To avoid the cost of memory allocation and make it easier for the compiler to avoid memory operations in the first place, it can help to run the computation on blocks of fixed size. Something like this:


std::ptrdiff_t n = idxt.size();
Eigen::VectorXcd M(n);
std::ptrdiff_t i;
for(i = 0; i + 4 <= n; i += 4) {
    Eigen::Array4d idxt_i = idxt.segment<4>(i);
    ...
    M.segment<4>(i) = ...;
}
if(i + 2 <= n) {
    Eigen::Array2D idxt_i = idxt.segment<2>(i);
    ...
    M.segment<2>(i) = ...;
    i += 2;
}
if(i < n) {
    // last index scalar
}

This kind of stuff needs careful tuning to ensure that vectorized code is generated and there are no unnecessary temporary values on the stack. If you can read assembler, Godbolt is very helpful.

Other remarks

  • You mentioned that cast to int was slower. Next time, try cast to std::int64_t . double is a 64bit type. Casting to a 32bit integer makes vectorization harder. But you are also correct in that with AVX2, floor is a fast operation.

  • Eigen includes vectorized versions of sin and cos. Have you compared your code to these instead of eg Eigen's complex exp function?

  • Depending on your math library, there is also an explicit sincos function to compute sine and cosine in one function. It is not vectorized but still saves time on range reduction.
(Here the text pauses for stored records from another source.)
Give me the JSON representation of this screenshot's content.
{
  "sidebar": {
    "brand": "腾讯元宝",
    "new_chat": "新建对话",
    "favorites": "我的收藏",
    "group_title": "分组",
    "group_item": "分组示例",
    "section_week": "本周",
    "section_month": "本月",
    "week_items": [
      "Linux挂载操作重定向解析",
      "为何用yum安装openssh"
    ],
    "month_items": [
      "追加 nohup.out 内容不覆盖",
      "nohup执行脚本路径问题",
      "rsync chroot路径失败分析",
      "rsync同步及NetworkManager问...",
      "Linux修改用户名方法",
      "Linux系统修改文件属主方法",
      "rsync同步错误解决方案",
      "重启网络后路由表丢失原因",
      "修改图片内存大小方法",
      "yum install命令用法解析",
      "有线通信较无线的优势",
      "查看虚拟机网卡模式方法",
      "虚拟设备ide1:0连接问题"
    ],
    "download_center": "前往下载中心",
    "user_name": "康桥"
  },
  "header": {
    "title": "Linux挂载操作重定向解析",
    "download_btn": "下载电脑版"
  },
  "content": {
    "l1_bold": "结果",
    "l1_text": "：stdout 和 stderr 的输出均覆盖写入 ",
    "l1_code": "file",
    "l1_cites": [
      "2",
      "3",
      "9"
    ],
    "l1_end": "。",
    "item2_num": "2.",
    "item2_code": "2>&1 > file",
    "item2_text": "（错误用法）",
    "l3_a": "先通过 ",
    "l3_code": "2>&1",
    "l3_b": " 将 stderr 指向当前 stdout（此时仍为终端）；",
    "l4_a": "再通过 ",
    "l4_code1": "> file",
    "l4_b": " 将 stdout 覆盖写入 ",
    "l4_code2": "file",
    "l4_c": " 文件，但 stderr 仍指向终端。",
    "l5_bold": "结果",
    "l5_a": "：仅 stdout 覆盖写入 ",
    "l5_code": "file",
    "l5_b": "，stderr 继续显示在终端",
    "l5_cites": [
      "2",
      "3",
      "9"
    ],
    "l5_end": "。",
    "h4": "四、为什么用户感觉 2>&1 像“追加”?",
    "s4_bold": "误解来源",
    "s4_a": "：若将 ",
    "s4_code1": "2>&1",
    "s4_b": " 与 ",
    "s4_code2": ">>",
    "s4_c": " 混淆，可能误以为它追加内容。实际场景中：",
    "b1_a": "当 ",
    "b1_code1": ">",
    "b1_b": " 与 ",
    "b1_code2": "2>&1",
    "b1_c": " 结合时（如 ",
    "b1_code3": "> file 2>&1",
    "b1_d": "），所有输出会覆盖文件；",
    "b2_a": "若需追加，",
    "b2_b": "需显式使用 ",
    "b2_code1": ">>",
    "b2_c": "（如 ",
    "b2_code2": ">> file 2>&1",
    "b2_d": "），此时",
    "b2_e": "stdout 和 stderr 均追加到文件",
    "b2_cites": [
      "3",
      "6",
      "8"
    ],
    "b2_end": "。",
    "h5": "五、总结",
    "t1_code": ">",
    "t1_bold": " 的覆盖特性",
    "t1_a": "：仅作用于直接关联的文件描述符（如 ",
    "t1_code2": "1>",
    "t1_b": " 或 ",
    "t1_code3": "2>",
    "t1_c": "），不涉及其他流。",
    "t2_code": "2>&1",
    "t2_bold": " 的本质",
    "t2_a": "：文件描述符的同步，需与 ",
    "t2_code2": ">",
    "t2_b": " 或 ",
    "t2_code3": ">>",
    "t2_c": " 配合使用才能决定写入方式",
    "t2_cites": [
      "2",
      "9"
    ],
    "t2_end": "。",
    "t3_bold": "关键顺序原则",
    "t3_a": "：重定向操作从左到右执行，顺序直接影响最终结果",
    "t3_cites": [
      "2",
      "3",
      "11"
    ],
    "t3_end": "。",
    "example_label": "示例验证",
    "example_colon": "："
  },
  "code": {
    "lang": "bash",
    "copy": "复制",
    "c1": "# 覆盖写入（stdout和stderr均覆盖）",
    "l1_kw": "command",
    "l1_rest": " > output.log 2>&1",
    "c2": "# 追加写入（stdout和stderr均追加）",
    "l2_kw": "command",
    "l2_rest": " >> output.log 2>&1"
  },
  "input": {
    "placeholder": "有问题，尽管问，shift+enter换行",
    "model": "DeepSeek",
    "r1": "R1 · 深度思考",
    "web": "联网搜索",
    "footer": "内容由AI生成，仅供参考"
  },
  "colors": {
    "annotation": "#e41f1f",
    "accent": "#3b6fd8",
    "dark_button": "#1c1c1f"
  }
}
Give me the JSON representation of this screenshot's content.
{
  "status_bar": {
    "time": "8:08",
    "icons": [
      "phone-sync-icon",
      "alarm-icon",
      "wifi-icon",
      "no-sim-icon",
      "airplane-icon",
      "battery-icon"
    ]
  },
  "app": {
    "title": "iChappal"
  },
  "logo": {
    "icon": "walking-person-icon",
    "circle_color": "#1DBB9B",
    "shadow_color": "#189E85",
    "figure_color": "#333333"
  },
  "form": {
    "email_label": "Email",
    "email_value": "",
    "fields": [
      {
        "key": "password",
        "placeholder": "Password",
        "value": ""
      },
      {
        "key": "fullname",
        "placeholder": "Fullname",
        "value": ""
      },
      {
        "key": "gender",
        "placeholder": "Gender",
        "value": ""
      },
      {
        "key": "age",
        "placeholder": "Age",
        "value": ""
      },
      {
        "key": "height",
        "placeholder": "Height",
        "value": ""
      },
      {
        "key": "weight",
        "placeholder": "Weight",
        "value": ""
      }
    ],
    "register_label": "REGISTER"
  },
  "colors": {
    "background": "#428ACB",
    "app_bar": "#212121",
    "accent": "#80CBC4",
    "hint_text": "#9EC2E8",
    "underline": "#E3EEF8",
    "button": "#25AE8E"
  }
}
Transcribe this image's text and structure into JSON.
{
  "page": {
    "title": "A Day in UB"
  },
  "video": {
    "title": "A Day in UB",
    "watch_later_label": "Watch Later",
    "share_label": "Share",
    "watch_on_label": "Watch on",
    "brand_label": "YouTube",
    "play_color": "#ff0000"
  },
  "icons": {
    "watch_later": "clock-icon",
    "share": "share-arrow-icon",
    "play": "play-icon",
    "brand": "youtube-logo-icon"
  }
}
You can (usually) access it through std::polar . Try this:

Eigen::VectorXd scale = ...;
Eigen::VectorXd phase = ...;
// M = scale * exp(-2 pi j phase)
Eigen::VectorXd M = scale.binaryExpr(-2. * M_PI * phase,
      [](double s, double p) noexcept -> std::complex<double> {
          return std::polar(s, p);
});
  • If your goal is an approximation instead of a precise result, shouldn't your first step be to cast to single precision? Maybe after the range reduction to avoid losing too many decimal places. At the very least it will double the work done per clock cycle. Also, regular sine and cosine implementations take less time in float.